Ce que fait la loi El Khomri, c'est bien l'inverse, c'est tout ce qui constitue la réglementation du travail descend au niveau de l'entreprise. A cette époque là, on les met à un niveau très élevé, et aussi on va décider de contrôler politiquement les mouvements de capitaux, par un accord très connu qui s'appelle l'accord de Bretton Woods, qui va contrôler deux prix très importants dans le capitalisme : les taux d'intérêt et les taux de change, ce qui fait que le capital ne peut pas se déplacer trop rapidement. Donc ça, c'était les principes qui donnent naissance à un certain nombre d'institutions des Trente glorieuses, que je vais diviser en deux pour faire simple : les premières, ce sont les institutions qui vont gérer le capital, et qui vont permettre au capital de s'accumuler, on reste dans un capitalisme évidemment, donc il faut absolument que le capital puisse trouver la manière de s'accumuler, c'est à dire de devenir plus gros.

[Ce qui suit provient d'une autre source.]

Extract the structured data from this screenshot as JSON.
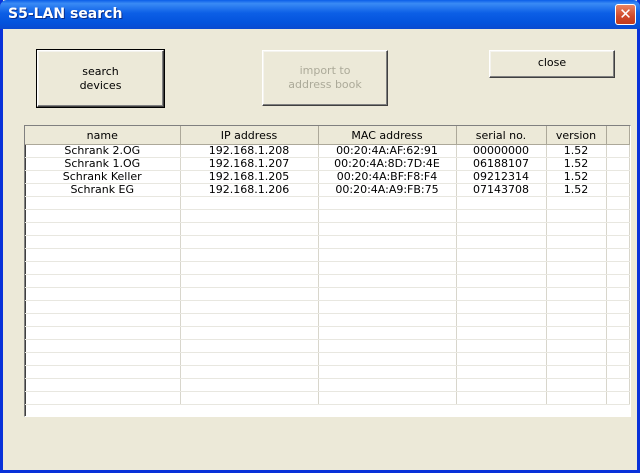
{
  "window": {
    "title": "S5-LAN search",
    "close_glyph": "✕"
  },
  "buttons": {
    "search_label": "search\ndevices",
    "import_label": "import to\naddress book",
    "close_label": "close"
  },
  "table": {
    "columns": [
      "name",
      "IP address",
      "MAC address",
      "serial no.",
      "version"
    ],
    "rows": [
      [
        "Schrank 2.OG",
        "192.168.1.208",
        "00:20:4A:AF:62:91",
        "00000000",
        "1.52"
      ],
      [
        "Schrank 1.OG",
        "192.168.1.207",
        "00:20:4A:8D:7D:4E",
        "06188107",
        "1.52"
      ],
      [
        "Schrank Keller",
        "192.168.1.205",
        "00:20:4A:BF:F8:F4",
        "09212314",
        "1.52"
      ],
      [
        "Schrank EG",
        "192.168.1.206",
        "00:20:4A:A9:FB:75",
        "07143708",
        "1.52"
      ],
      [
        "",
        "",
        "",
        "",
        ""
      ],
      [
        "",
        "",
        "",
        "",
        ""
      ],
      [
        "",
        "",
        "",
        "",
        ""
      ],
      [
        "",
        "",
        "",
        "",
        ""
      ],
      [
        "",
        "",
        "",
        "",
        ""
      ],
      [
        "",
        "",
        "",
        "",
        ""
      ],
      [
        "",
        "",
        "",
        "",
        ""
      ],
      [
        "",
        "",
        "",
        "",
        ""
      ],
      [
        "",
        "",
        "",
        "",
        ""
      ],
      [
        "",
        "",
        "",
        "",
        ""
      ],
      [
        "",
        "",
        "",
        "",
        ""
      ],
      [
        "",
        "",
        "",
        "",
        ""
      ],
      [
        "",
        "",
        "",
        "",
        ""
      ],
      [
        "",
        "",
        "",
        "",
        ""
      ],
      [
        "",
        "",
        "",
        "",
        ""
      ],
      [
        "",
        "",
        "",
        "",
        ""
      ]
    ]
  }
}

Alors comment on fait pour que ça marche bien ? On met en place des institutions qui vont sécuriser l'investissement productif du capital. Il faut bien saisir que là, je parle de la capacité pour le capital de rentrer dans les entreprises, d'acheter des machines, productives, matérielles, donc le système bancaire va être relativement stable, il va y avoir un financement par système bancaire. Et puis on va aussi, pour que le capital puisse s'accumuler, trouver des débouchés : on va sécuriser la demande des classes moyennes, c'est à dire qu'on va permettre aux classes moyennes d'avoir des revenus relativement stables, en particulier par la protection sociale et par les systèmes de retraite, qui vont beaucoup se développer pendant ce temps là. Donc je dirais un accompagnement de l'accumulation du capital du côté de l'investissement et du côté de la demande des classes moyennes, on sait que pendant cette période, l'avènement d'une consommation de masse de la classe moyenne, qui est voulu politiquement, institué politiquement par cette protection sociale, par l'évolution des salaires nets.

Et puis il y a d'autres choses qui sont peut être moins connues, évidemment il y a des politiques industrielles, c'est à dire l'Etat a des grandes entreprises, qu'il manage avec des grands enjeux stratégiques nationaux comme Airbus par exemple ici, donc il y a vraiment des politiques de création de grandes entreprises, qui vont structurer le capitalisme industriel, qui est un capitalisme national, qui s'ancre sur le territoire national. Et puis, il y a un accès à l'énergie d'un coût très faible, avec les colonies, et ça c'est très important pour la croissance effectivement, d'avoir de l'énergie en grande quantité facilement.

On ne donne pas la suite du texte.